Contracts expose America’s true aims

Published December 15, 2003

WASHINGTON: The Bush administration’s decision to exclude countries that opposed the war on Iraq from multi-billion-dollar reconstruction deals contradicts its position both on free trade and its self-described mission in Iraq, analysts here say.

US allies like Canada, France and Germany, and its old foe Russia, will lose lucrative contracts because they opposed the war. The countries have objected, especially since the United States is also asking them to forgive Iraq’s foreign debts.

The US defended the policy, first revealed in a memo by Deputy Defence Secretary Paul Wolfowitz, as “appropriate and reasonable”.

However, some analysts here say the move raises doubts about whether the reconstruction of Iraq is the administration’s main goal at all.

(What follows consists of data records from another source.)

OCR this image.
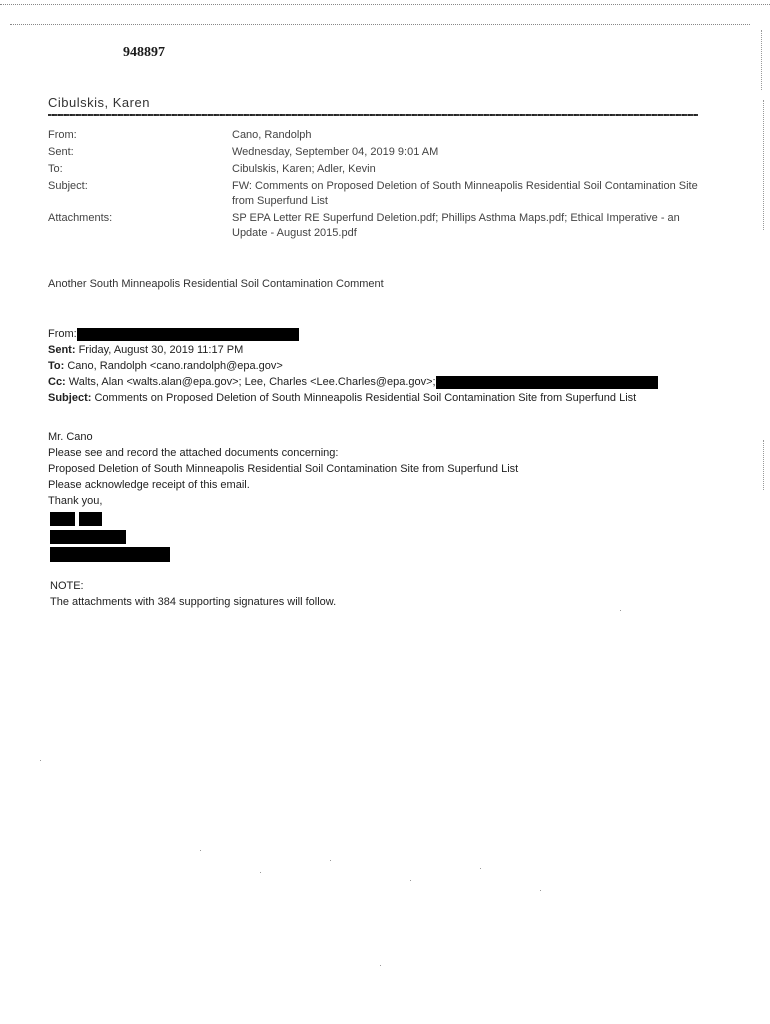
948897
Cibulskis, Karen
From:	Cano, Randolph
Sent:	Wednesday, September 04, 2019 9:01 AM
To:	Cibulskis, Karen; Adler, Kevin
Subject:	FW: Comments on Proposed Deletion of South Minneapolis Residential Soil Contamination Site from Superfund List
Attachments:	SP EPA Letter RE Superfund Deletion.pdf; Phillips Asthma Maps.pdf; Ethical Imperative - an Update - August 2015.pdf
Another South Minneapolis Residential Soil Contamination Comment
From:
Sent: Friday, August 30, 2019 11:17 PM
To: Cano, Randolph <cano.randolph@epa.gov>
Cc: Walts, Alan <walts.alan@epa.gov>; Lee, Charles <Lee.Charles@epa.gov>;
Subject: Comments on Proposed Deletion of South Minneapolis Residential Soil Contamination Site from Superfund List
Mr. Cano
Please see and record the attached documents concerning:
Proposed Deletion of South Minneapolis Residential Soil Contamination Site from Superfund List
Please acknowledge receipt of this email.
Thank you,

NOTE:
The attachments with 384 supporting signatures will follow.
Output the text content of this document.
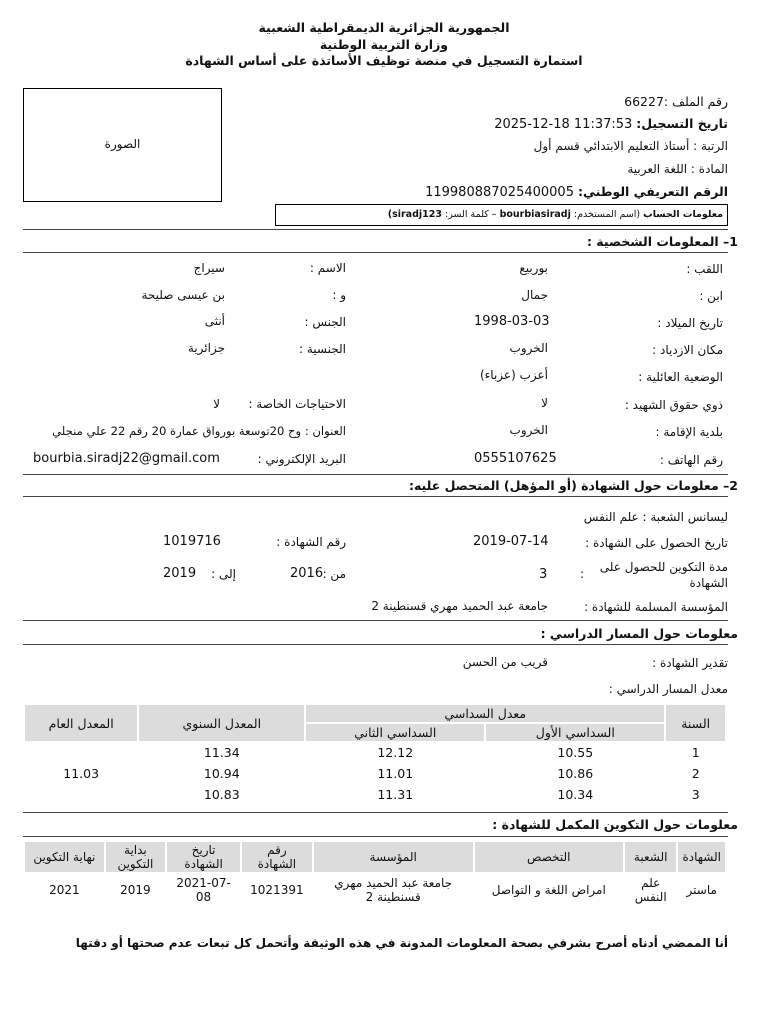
الجمهورية الجزائرية الديمقراطية الشعبية
وزارة التربية الوطنية
استمارة التسجيل في منصة توظيف الأساتذة على أساس الشهادة
الصورة
رقم الملف :66227
تاريخ التسجيل: 2025-12-18 11:37:53
الرتبة : أستاذ التعليم الابتدائي قسم أول
المادة : اللغة العربية
الرقم التعريفي الوطني: 119980887025400005
معلومات الحساب (اسم المستخدم: bourbiasiradj – كلمة السر: siradj123)
1– المعلومات الشخصية :
اللقب :
بوربيع
الاسم :
سيراج
ابن :
جمال
و :
بن عيسى صليحة
تاريخ الميلاد :
1998-03-03
الجنس :
أنثى
مكان الازدياد :
الخروب
الجنسية :
جزائرية
الوضعية العائلية :
أعزب (عزباء)
ذوي حقوق الشهيد :
لا
الاحتياجات الخاصة :
لا
بلدية الإقامة :
الخروب
العنوان : وح 20توسعة بورواق عمارة 20 رقم 22 علي منجلي
رقم الهاتف :
0555107625
البريد الإلكتروني :
bourbia.siradj22@gmail.com
2– معلومات حول الشهادة (أو المؤهل) المتحصل عليه:
ليسانس الشعبة : علم النفس
تاريخ الحصول على الشهادة :
2019-07-14
رقم الشهادة :
1019716
مدة التكوين للحصول على الشهادة
:
3
من :
2016
إلى :
2019
المؤسسة المسلمة للشهادة :
جامعة عبد الحميد مهري قسنطينة 2
معلومات حول المسار الدراسي :
تقدير الشهادة :
قريب من الحسن
معدل المسار الدراسي :
السنة	معدل السداسي		المعدل السنوي	المعدل العام
	السداسي الأول	السداسي الثاني		
1	10.55	12.12	11.34	11.03
2	10.86	11.01	10.94	
3	10.34	11.31	10.83	
معلومات حول التكوين المكمل للشهادة :
الشهادة	الشعبة	التخصص	المؤسسة	رقم الشهادة	تاريخ الشهادة	بداية التكوين	نهاية التكوين
ماستر	علم النفس	امراض اللغة و التواصل	جامعة عبد الحميد مهري قسنطينة 2	1021391	2021-07-08	2019	2021
أنا الممضي أدناه أصرح بشرفي بصحة المعلومات المدونة في هذه الوثيقة وأتحمل كل تبعات عدم صحتها أو دقتها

“Wolfowitz’s decree forces us all to ask the question again: are these reconstruction contracts for the benefit of Iraq, or are they political rewards, handed out to ‘friends’?” said Rania Masri of the US-based Institute for Southern Studies.

She said the decision shows that “transforming the Iraqi economy for foreign ownership and foreign plunder is the main goal”. Masri referred to the quick move to privatize the Iraqi economy. Weeks into the occupation, while the Iraqi infrastructure was still in ruins, the US civilian administrator in Iraq, Paul Bremer, removed all tariffs and trade restrictions. This devastated the Iraqi textile and poultry industries, she said.

Bremer has also imposed a 15 per cent flat tax, and allowed 100 per cent foreign ownership of almost all Iraqi industries.—Dawn/The InterPress News Service.